Negociar a venda de uma instituição financeira aparentemente falida para um grupo com vínculos nos Emirados Árabes Unidos (o famoso Victor Holding) e desaparecimento de forma discreta no cenário luxuoso de Abu Dhabi, era esse o plano do banqueiro Daniel Vorcaro, dono do Banco Master.
Anunciada de forma apressada, a venda parecia ser uma solução mágica para os problemas do Master, que possuía ativos totais em torno de R$ 86 bilhões. Porém, como na comédia de erros que se tornou o Brasil, o enredo desandou.
O banqueiro foi pego de surpresa pela Polícia Federal no Aeroporto de Guarulhos. Não estava em viagem de negócios para revisar documentos, como foi dito na versão oficial, mas sim escapando de uma prisão preventiva já imposta. Vorcaro foi preso e, no mesmo dia, o Banco Central (BC) liquidou parte do conglomerado Master, interrompendo abruptamente as negociações com o grupo Victor.
O que os investigadores descobriram? Que o “acordo” era, no mínimo, conveniente. A venda de uma entidade que emite R$ 40 bilhões em CDBs mensalmente — títulos que prometiam retornos tão elevados (até 177% do CDI) que apenas um lunático compraria ou um desesperado aceitaria. A sensação é de que a negociação serviu apenas como uma cortina de fumaça para garantir o jatinho particular e a rota fuga.
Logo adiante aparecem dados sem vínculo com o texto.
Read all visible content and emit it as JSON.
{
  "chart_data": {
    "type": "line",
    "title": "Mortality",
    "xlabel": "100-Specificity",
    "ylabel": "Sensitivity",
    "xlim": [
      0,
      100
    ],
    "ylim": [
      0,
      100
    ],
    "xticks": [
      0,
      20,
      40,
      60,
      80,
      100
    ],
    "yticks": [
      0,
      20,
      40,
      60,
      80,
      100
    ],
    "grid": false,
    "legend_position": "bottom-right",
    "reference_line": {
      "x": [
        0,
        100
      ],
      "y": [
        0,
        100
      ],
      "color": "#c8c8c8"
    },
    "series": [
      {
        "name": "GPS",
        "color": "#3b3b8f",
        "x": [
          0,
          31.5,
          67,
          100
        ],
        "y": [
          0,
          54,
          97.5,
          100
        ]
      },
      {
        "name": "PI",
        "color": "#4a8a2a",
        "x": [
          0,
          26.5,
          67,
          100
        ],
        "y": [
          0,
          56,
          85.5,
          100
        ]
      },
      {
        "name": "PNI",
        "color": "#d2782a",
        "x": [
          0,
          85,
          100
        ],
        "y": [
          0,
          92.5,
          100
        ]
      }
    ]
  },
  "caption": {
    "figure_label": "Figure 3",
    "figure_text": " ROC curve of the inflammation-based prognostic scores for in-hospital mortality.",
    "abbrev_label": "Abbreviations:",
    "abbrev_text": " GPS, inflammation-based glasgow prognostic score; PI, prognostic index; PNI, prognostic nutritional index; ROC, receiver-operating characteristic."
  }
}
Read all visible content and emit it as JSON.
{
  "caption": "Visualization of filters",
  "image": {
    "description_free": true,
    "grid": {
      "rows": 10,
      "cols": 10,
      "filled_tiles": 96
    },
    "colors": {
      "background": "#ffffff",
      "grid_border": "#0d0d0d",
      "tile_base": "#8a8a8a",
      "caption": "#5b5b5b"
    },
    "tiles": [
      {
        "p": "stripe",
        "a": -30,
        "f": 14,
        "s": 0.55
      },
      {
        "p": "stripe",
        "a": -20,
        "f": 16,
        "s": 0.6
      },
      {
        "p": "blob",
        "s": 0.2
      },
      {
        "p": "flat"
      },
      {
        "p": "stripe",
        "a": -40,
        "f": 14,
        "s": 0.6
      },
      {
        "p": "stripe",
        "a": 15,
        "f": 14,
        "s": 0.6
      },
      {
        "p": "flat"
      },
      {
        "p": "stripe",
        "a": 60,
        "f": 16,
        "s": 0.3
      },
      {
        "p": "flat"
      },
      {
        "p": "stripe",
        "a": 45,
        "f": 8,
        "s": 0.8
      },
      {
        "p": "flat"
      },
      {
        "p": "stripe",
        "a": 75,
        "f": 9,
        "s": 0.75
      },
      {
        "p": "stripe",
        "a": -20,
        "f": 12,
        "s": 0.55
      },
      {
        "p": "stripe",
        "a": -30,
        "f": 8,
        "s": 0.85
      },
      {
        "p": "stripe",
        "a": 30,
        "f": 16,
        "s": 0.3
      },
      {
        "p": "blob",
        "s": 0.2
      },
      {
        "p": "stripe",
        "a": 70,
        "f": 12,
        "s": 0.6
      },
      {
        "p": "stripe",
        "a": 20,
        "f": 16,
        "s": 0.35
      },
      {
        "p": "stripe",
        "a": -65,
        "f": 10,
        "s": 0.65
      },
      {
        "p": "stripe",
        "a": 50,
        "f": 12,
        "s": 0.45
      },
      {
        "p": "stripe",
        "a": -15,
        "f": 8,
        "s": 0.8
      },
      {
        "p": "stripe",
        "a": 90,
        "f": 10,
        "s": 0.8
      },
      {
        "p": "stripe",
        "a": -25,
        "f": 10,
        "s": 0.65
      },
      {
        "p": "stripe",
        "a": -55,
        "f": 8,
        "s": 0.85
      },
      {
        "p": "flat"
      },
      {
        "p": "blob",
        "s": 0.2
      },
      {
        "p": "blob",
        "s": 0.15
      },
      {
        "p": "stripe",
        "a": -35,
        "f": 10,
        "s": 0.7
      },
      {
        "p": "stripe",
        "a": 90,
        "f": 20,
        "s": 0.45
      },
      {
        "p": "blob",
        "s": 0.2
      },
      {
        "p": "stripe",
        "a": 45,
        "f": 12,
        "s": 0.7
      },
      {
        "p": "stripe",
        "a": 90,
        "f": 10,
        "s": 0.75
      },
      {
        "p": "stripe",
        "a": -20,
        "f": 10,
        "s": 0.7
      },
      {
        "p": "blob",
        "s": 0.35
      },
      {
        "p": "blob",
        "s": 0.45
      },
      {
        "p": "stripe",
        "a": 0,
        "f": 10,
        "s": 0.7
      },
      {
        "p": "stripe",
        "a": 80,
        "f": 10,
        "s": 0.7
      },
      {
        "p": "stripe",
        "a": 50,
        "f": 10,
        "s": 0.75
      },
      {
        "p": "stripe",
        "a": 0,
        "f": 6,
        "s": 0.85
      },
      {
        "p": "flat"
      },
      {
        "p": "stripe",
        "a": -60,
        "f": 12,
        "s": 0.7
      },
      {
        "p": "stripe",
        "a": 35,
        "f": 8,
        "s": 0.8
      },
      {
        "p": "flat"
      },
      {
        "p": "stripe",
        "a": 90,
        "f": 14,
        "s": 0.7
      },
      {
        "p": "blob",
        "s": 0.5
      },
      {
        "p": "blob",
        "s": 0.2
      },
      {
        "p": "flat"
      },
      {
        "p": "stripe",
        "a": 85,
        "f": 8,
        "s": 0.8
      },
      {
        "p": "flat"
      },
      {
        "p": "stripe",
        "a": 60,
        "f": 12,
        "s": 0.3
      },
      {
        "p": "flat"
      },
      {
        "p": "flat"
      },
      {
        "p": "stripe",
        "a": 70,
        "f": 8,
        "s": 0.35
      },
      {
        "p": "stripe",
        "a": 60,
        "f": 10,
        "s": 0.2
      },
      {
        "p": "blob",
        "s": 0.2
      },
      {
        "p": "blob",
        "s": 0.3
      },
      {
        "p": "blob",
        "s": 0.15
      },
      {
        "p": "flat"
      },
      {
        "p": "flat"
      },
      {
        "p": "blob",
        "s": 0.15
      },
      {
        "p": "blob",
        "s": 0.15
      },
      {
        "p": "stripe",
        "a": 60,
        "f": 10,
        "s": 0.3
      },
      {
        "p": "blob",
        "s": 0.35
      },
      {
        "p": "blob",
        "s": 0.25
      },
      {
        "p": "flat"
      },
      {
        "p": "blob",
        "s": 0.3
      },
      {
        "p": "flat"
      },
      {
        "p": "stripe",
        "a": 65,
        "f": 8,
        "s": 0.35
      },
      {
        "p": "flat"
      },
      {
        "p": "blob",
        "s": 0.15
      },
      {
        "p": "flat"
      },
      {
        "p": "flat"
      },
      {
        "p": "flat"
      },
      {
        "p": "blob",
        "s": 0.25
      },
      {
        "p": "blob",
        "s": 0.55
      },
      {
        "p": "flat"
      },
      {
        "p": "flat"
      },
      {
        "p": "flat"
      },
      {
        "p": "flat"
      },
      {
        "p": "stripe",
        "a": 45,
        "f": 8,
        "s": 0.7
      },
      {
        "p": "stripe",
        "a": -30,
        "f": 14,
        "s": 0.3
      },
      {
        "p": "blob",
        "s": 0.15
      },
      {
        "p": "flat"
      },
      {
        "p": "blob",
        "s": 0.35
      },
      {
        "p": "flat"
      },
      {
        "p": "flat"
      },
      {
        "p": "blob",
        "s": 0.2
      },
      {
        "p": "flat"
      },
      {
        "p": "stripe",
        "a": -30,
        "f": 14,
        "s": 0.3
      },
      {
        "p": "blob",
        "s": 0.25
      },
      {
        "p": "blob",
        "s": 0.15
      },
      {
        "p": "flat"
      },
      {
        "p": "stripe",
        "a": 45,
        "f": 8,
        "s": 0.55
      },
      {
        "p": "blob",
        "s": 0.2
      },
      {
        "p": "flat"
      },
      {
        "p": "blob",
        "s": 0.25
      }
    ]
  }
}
A liquidação do Banco Master, a maior ação do sistema financeiro brasileiro nos últimos tempos, realmente abriu a Caixa de Pandora. O problema, no entanto, não é só financeiro. A falência de uma instituição que operava com juros tão esdrúxulos é o esperado.
O que causa medo e pânico em Brasília é o que está escondido debaixo do tapete. Sabe-se lá quantos “esqueletos” o liquidante do BC encontrará, nem quem serão os outros banqueiros e, principalmente, os políticos que fugirão quando a tampa do esgoto for levantada.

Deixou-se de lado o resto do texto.